Suppose you are designing an autonomous system that will gather data and adapt its behavior to that data.
At first you face the so-called cold-start problem. You don’t have any data when you first turn the system on, and yet the system needs to do something before it has accumulated data. So you prime the pump by having the system act at first on what you believe to be true prior to seeing any data.
Now you face a problem. You initially let the system operate on assumptions rather than data out of necessity, but you’d like to go by data rather than assumptions once you have enough data. Not just some data, but enough data. Once you have a single data point, you have some data, but you can hardly expect a system to act reasonably based on one datum.
Rather than abruptly moving from prior assumptions to empirical data, you’d like the system to gradually transition from reliance on the former to reliance on the latter, weaning the system off initial assumptions as it becomes more reliant on new data.
The delicate part is how to manage this transition. How often should you adjust the relative weight of prior assumptions and empirical data? And how should you determine what weights to use? Should you set the weight given to the prior assumptions to zero at some point, or should you let the weight asymptotically approach zero?
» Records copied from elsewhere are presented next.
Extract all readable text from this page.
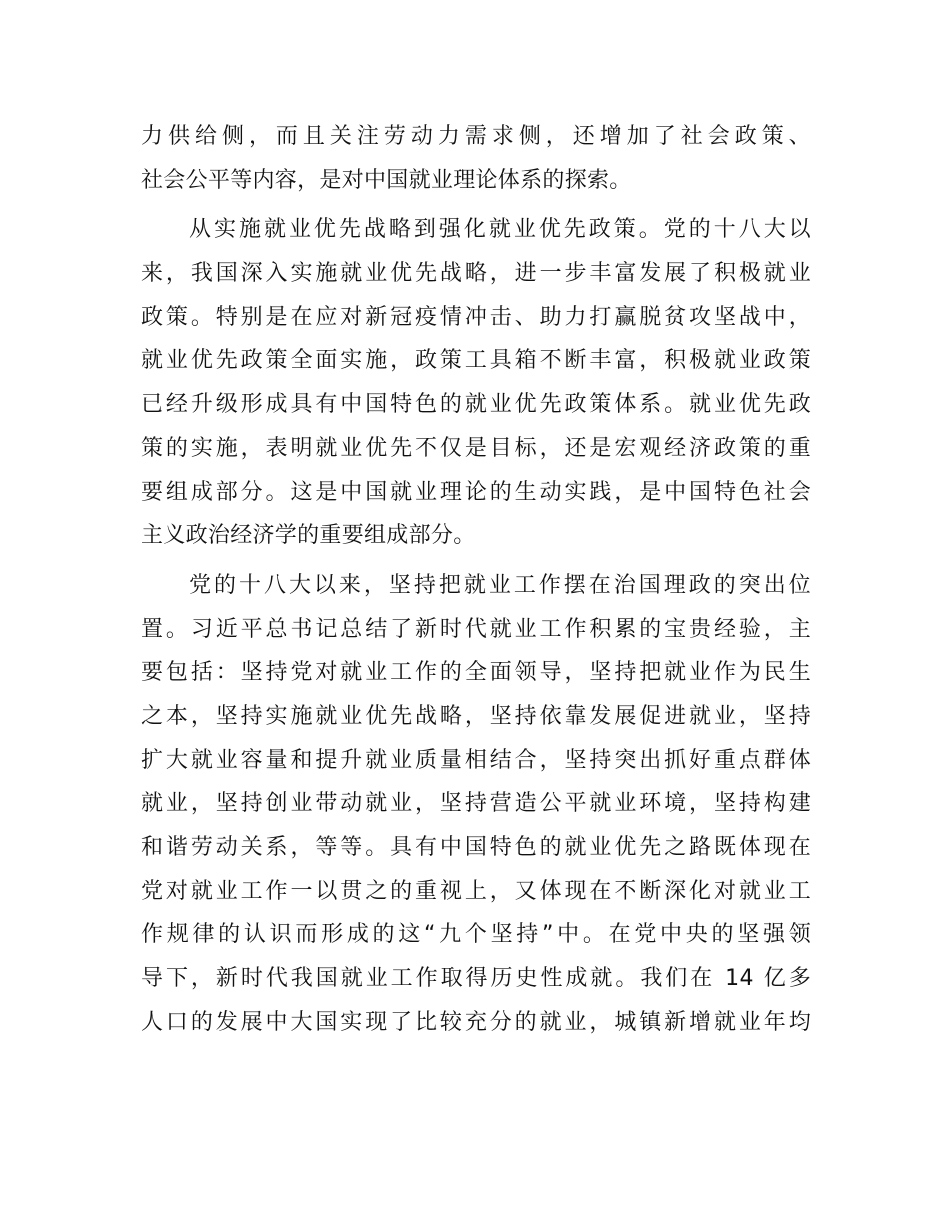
力供给侧，而且关注劳动力需求侧，还增加了社会政策、
社会公平等内容，是对中国就业理论体系的探索。
从实施就业优先战略到强化就业优先政策。党的十八大以
来，我国深入实施就业优先战略，进一步丰富发展了积极就业
政策。特别是在应对新冠疫情冲击、助力打赢脱贫攻坚战中，
就业优先政策全面实施，政策工具箱不断丰富，积极就业政策
已经升级形成具有中国特色的就业优先政策体系。就业优先政
策的实施，表明就业优先不仅是目标，还是宏观经济政策的重
要组成部分。这是中国就业理论的生动实践，是中国特色社会
主义政治经济学的重要组成部分。
党的十八大以来，坚持把就业工作摆在治国理政的突出位
置。习近平总书记总结了新时代就业工作积累的宝贵经验，主
要包括：坚持党对就业工作的全面领导，坚持把就业作为民生
之本，坚持实施就业优先战略，坚持依靠发展促进就业，坚持
扩大就业容量和提升就业质量相结合，坚持突出抓好重点群体
就业，坚持创业带动就业，坚持营造公平就业环境，坚持构建
和谐劳动关系，等等。具有中国特色的就业优先之路既体现在
党对就业工作一以贯之的重视上，又体现在不断深化对就业工
作规律的认识而形成的这“九个坚持”中。在党中央的坚强领
导下，新时代我国就业工作取得历史性成就。我们在 14 亿多
人口的发展中大国实现了比较充分的就业，城镇新增就业年均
Fortunately, there is a general theory of how to design such systems. It’s called Bayesian statistics. The design issues raised above are all handled automatically by Bayes theorem. You start with a prior distribution summarizing what you believe to be true before collecting new data. Then as new data arrive, the magic of Bayes theorem adjusts this distribution, putting more emphasis on the empirical data and less on the prior. The effect of the prior gradually fades away as more data become available.